Once your Chart of Accounts is set up, it is not cast in stone. Changes can be made and the best time is at the start of your new fiscal year. Most accounting software will allow you to see and print reports that compare your accounts month-to-month, year-to-date, actual-to-budget and last year-to-this year, plus a number of custom reports. It is with this data, that you can start to make comparisons on how your business is doing, what is up and what is down. It allows you to think about the variances and compare your inn to others in the industry by looking at the figures in the Study, by size, location, year in business and more.

An excellent article about how to use the Study data is in the Study itself on page 9, Lodging Analysis: How to Benefit from the 1998 Bed and Breakfast/Country Inn Industry Study by Robert Mandelbaum.

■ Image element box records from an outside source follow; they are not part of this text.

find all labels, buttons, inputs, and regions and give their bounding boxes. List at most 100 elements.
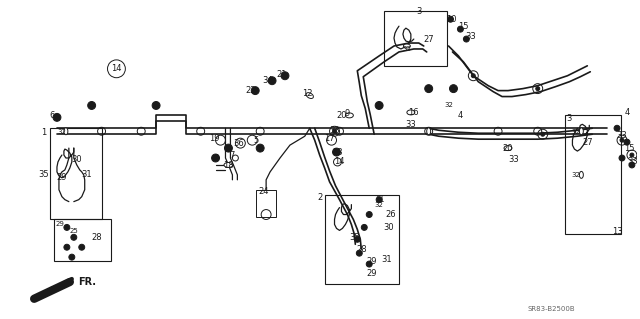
Text: 29: 29 <box>366 270 376 278</box>
Text: 6: 6 <box>49 111 54 120</box>
Circle shape <box>333 129 337 133</box>
Bar <box>54 219 111 261</box>
Text: 26: 26 <box>386 210 396 219</box>
Text: 32: 32 <box>571 129 580 135</box>
Circle shape <box>356 250 362 256</box>
Text: SR83-B2500B: SR83-B2500B <box>528 306 575 312</box>
Ellipse shape <box>427 128 431 135</box>
Text: 33: 33 <box>329 126 340 135</box>
Circle shape <box>614 125 620 131</box>
Circle shape <box>366 211 372 218</box>
Bar <box>324 195 399 284</box>
Text: 30: 30 <box>72 155 82 165</box>
Text: 29: 29 <box>366 256 376 266</box>
Text: 4: 4 <box>458 111 463 120</box>
Bar <box>256 190 276 218</box>
Circle shape <box>630 153 634 157</box>
Ellipse shape <box>224 162 233 167</box>
Text: 2: 2 <box>317 193 323 202</box>
Circle shape <box>366 261 372 267</box>
Text: 17: 17 <box>324 134 335 143</box>
Ellipse shape <box>407 110 415 115</box>
Text: 11: 11 <box>374 195 385 204</box>
Text: 13: 13 <box>612 227 622 236</box>
Text: 33: 33 <box>616 131 627 140</box>
Text: 33: 33 <box>509 155 519 165</box>
Ellipse shape <box>579 171 583 178</box>
Text: 14: 14 <box>111 64 122 73</box>
Circle shape <box>71 234 77 240</box>
Circle shape <box>252 87 259 94</box>
Text: 33: 33 <box>628 158 638 167</box>
Circle shape <box>53 114 61 121</box>
Text: 32: 32 <box>403 46 412 52</box>
Text: 14: 14 <box>334 158 345 167</box>
Text: FR.: FR. <box>78 277 96 287</box>
Text: 4: 4 <box>625 108 630 117</box>
Text: 35: 35 <box>39 170 49 179</box>
Text: 34: 34 <box>263 76 273 85</box>
Circle shape <box>463 36 469 42</box>
Text: 35: 35 <box>349 233 360 242</box>
Circle shape <box>256 144 264 152</box>
Text: 24: 24 <box>259 187 269 196</box>
Text: 7: 7 <box>230 151 235 160</box>
Text: 3: 3 <box>416 7 422 16</box>
Circle shape <box>355 236 360 242</box>
Circle shape <box>458 26 463 32</box>
Circle shape <box>88 101 95 109</box>
Text: 33: 33 <box>465 32 476 41</box>
Text: 3: 3 <box>567 114 572 123</box>
Text: 36: 36 <box>233 139 244 148</box>
Circle shape <box>212 154 220 162</box>
Text: 23: 23 <box>332 148 343 157</box>
Text: 20: 20 <box>503 144 513 152</box>
Text: 31: 31 <box>381 255 392 263</box>
Text: 15: 15 <box>624 144 634 152</box>
Ellipse shape <box>346 113 353 118</box>
Circle shape <box>69 254 75 260</box>
Text: 32: 32 <box>374 202 383 208</box>
Text: 32: 32 <box>571 172 580 178</box>
Text: 8: 8 <box>213 153 218 162</box>
Circle shape <box>64 244 70 250</box>
Text: 32: 32 <box>58 129 67 135</box>
Text: 10: 10 <box>446 15 457 24</box>
Text: 29: 29 <box>56 221 65 227</box>
Circle shape <box>333 148 340 156</box>
Ellipse shape <box>579 128 583 135</box>
Text: 27: 27 <box>582 138 593 147</box>
Text: 33: 33 <box>406 120 416 129</box>
Text: 30: 30 <box>384 223 394 232</box>
Text: 31: 31 <box>81 170 92 179</box>
Circle shape <box>362 225 367 230</box>
Circle shape <box>629 162 635 168</box>
Text: 1: 1 <box>42 128 47 137</box>
Text: 20: 20 <box>336 111 347 120</box>
Circle shape <box>449 85 458 93</box>
Text: 32: 32 <box>444 102 453 108</box>
Text: 18: 18 <box>223 161 234 170</box>
Text: 16: 16 <box>408 108 419 117</box>
Polygon shape <box>32 287 52 301</box>
Circle shape <box>619 155 625 161</box>
Text: 15: 15 <box>458 22 468 31</box>
Circle shape <box>541 132 545 136</box>
Text: 5: 5 <box>253 136 259 145</box>
Ellipse shape <box>64 128 68 135</box>
Text: 27: 27 <box>424 34 434 44</box>
Bar <box>50 128 102 219</box>
Text: 9: 9 <box>345 109 350 118</box>
Bar <box>384 11 447 66</box>
Circle shape <box>64 225 70 230</box>
Text: 19: 19 <box>209 134 220 143</box>
Circle shape <box>79 244 84 250</box>
Text: 25: 25 <box>69 228 78 234</box>
Circle shape <box>425 85 433 93</box>
Circle shape <box>376 197 382 203</box>
Circle shape <box>152 101 160 109</box>
Circle shape <box>447 16 454 22</box>
Circle shape <box>624 139 630 145</box>
Circle shape <box>225 144 232 152</box>
Text: 28: 28 <box>356 245 367 254</box>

Other than knowing how much you actually have in your business checking account, knowing and using your Chart of Accounts is the next key in managing all the financial aspects of your business. Take the time to code and input entries correctly. Use these tools to make your inn even more successful this year.

Hugh Daniels has over 17 years of innkeeping experience and has degrees in Accounting and Business. He currently is the Vice President and General Manager of Rocky Mountain Inns (formerly Utah Inns), which provides management and consulting services to our industry. Hugh also was the innkeeper member of the 1998 Study team.